The syntax*** in these two languages is a different story and some humorous in-between translation situations might occur. Once I paid a coffee visit to a French ex-pat who resides in Copenhagen. The spacious apartment was saturated with the coffee smell and lit by the broad smile of the host who was greeting her guests in English. “Welcome home!” we were hearing. It was likely was her literal, spontaneous, word-for-word translation of “Bienvenue chez moi” whilst dropping “moi” at the end. The English greeting, which would sound like “Welcome to my home” and has squeezed “to my” between “welcome” and “home” is unnatural to a French speaker. Anyway, it was honey-sweet, and the nicest welcome one could possibly receive, I thought.

Sincere effort to speak a foreign language, even when it is not perfect, can make a memorable, uplifting, and skill-improving experience for you and those around you: basic language knowledge + a broad smile = a great language and social experience.
*Latin, the language of ancient Rome, appeared on the Italian peninsula in about 1000 BCE. Alongside classical Latin, a spoken vernacular version developed, which spread with the Roman army conquering new lands and thus expanding the empire. France was then Gaul, where people spoke Celtic (Gaulish) and Germanic (Frankish) languages. Julius Caesar took over Gaul in the first century BCE, introduced Latin to locals; it stayed and later developed into lingua romana rustica and today’s French language.

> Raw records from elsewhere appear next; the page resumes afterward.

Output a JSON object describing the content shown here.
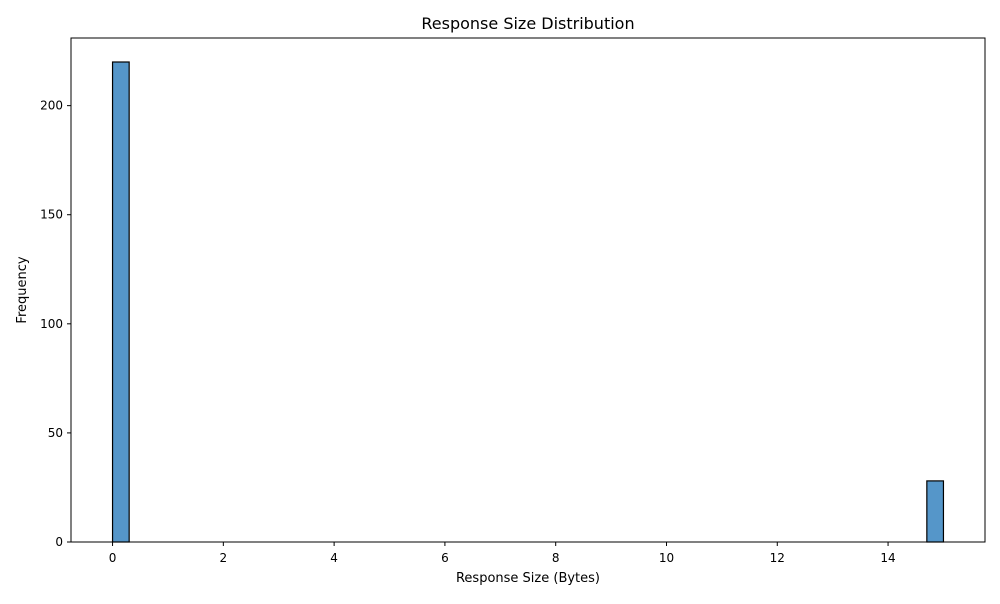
{
  "chart_data": {
    "type": "bar",
    "title": "Response Size Distribution",
    "xlabel": "Response Size (Bytes)",
    "ylabel": "Frequency",
    "xlim": [
      -0.75,
      15.75
    ],
    "ylim": [
      0,
      231
    ],
    "x_ticks": [
      0,
      2,
      4,
      6,
      8,
      10,
      12,
      14
    ],
    "y_ticks": [
      0,
      50,
      100,
      150,
      200
    ],
    "bins": [
      {
        "x0": 0.0,
        "x1": 0.3,
        "value": 220
      },
      {
        "x0": 14.7,
        "x1": 15.0,
        "value": 28
      }
    ],
    "bar_color": "#5596c9",
    "edge_color": "#000000",
    "grid": false
  }
}
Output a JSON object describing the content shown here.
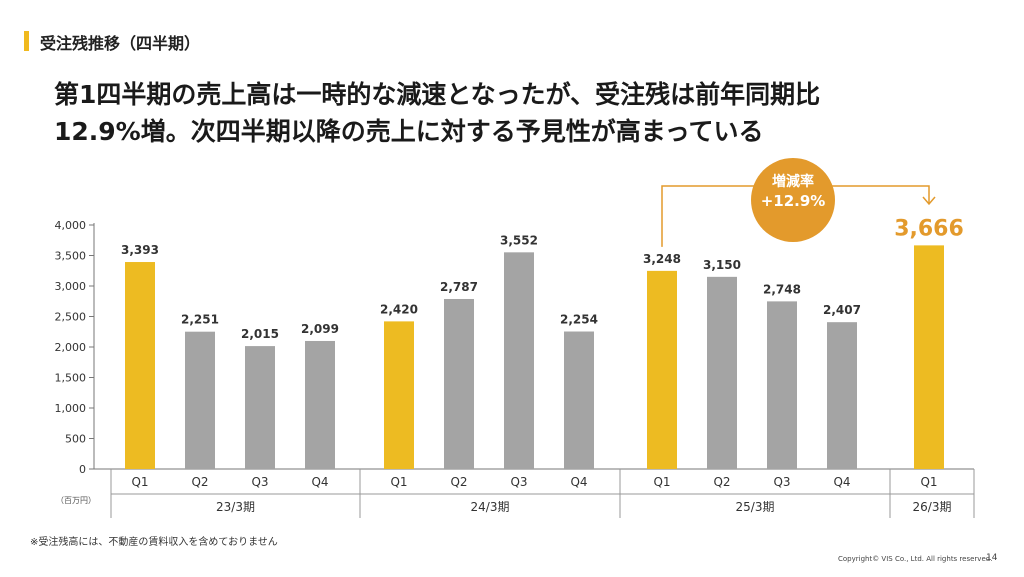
{
  "section_title": "受注残推移（四半期）",
  "headline_line1": "第1四半期の売上高は一時的な減速となったが、受注残は前年同期比",
  "headline_line2": "12.9%増。次四半期以降の売上に対する予見性が高まっている",
  "badge": {
    "line1": "増減率",
    "line2": "+12.9%"
  },
  "unit_label": "（百万円）",
  "footnote": "※受注残高には、不動産の賃料収入を含めておりません",
  "copyright": "Copyright© VIS Co., Ltd. All rights reserved.",
  "page_number": "14",
  "colors": {
    "highlight": "#EDBB22",
    "normal": "#A4A4A4",
    "accent": "#E39A2C",
    "badge_text": "#ffffff"
  },
  "chart_data": {
    "type": "bar",
    "ylim": [
      0,
      4000
    ],
    "yticks": [
      0,
      500,
      1000,
      1500,
      2000,
      2500,
      3000,
      3500,
      4000
    ],
    "ytick_labels": [
      "0",
      "500",
      "1,000",
      "1,500",
      "2,000",
      "2,500",
      "3,000",
      "3,500",
      "4,000"
    ],
    "groups": [
      {
        "label": "23/3期",
        "bars": [
          {
            "quarter": "Q1",
            "value": 3393,
            "label": "3,393",
            "highlight": true
          },
          {
            "quarter": "Q2",
            "value": 2251,
            "label": "2,251",
            "highlight": false
          },
          {
            "quarter": "Q3",
            "value": 2015,
            "label": "2,015",
            "highlight": false
          },
          {
            "quarter": "Q4",
            "value": 2099,
            "label": "2,099",
            "highlight": false
          }
        ]
      },
      {
        "label": "24/3期",
        "bars": [
          {
            "quarter": "Q1",
            "value": 2420,
            "label": "2,420",
            "highlight": true
          },
          {
            "quarter": "Q2",
            "value": 2787,
            "label": "2,787",
            "highlight": false
          },
          {
            "quarter": "Q3",
            "value": 3552,
            "label": "3,552",
            "highlight": false
          },
          {
            "quarter": "Q4",
            "value": 2254,
            "label": "2,254",
            "highlight": false
          }
        ]
      },
      {
        "label": "25/3期",
        "bars": [
          {
            "quarter": "Q1",
            "value": 3248,
            "label": "3,248",
            "highlight": true
          },
          {
            "quarter": "Q2",
            "value": 3150,
            "label": "3,150",
            "highlight": false
          },
          {
            "quarter": "Q3",
            "value": 2748,
            "label": "2,748",
            "highlight": false
          },
          {
            "quarter": "Q4",
            "value": 2407,
            "label": "2,407",
            "highlight": false
          }
        ]
      },
      {
        "label": "26/3期",
        "bars": [
          {
            "quarter": "Q1",
            "value": 3666,
            "label": "3,666",
            "highlight": true,
            "emphasis": true
          }
        ]
      }
    ]
  }
}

** French has had some great influence on the English vocabulary. There were a couple of waves of French language influence on English. It began with Normandy’s Viking chief William the Conqueror who sieged England in 1066 and the country’s society became bilingual, the upper class spoke French and the peasants spoke English. Written languages were French and Latin. A lot of French loan words poured into English in 1200-1300 due to the high cultural prestige the French language had. Later influences were seen after 1500. Even to this day, the English Finance Minister is called after the French Chancellor of the Exchequer.
***Syntax – word order in a sentence, a structure of a sentence.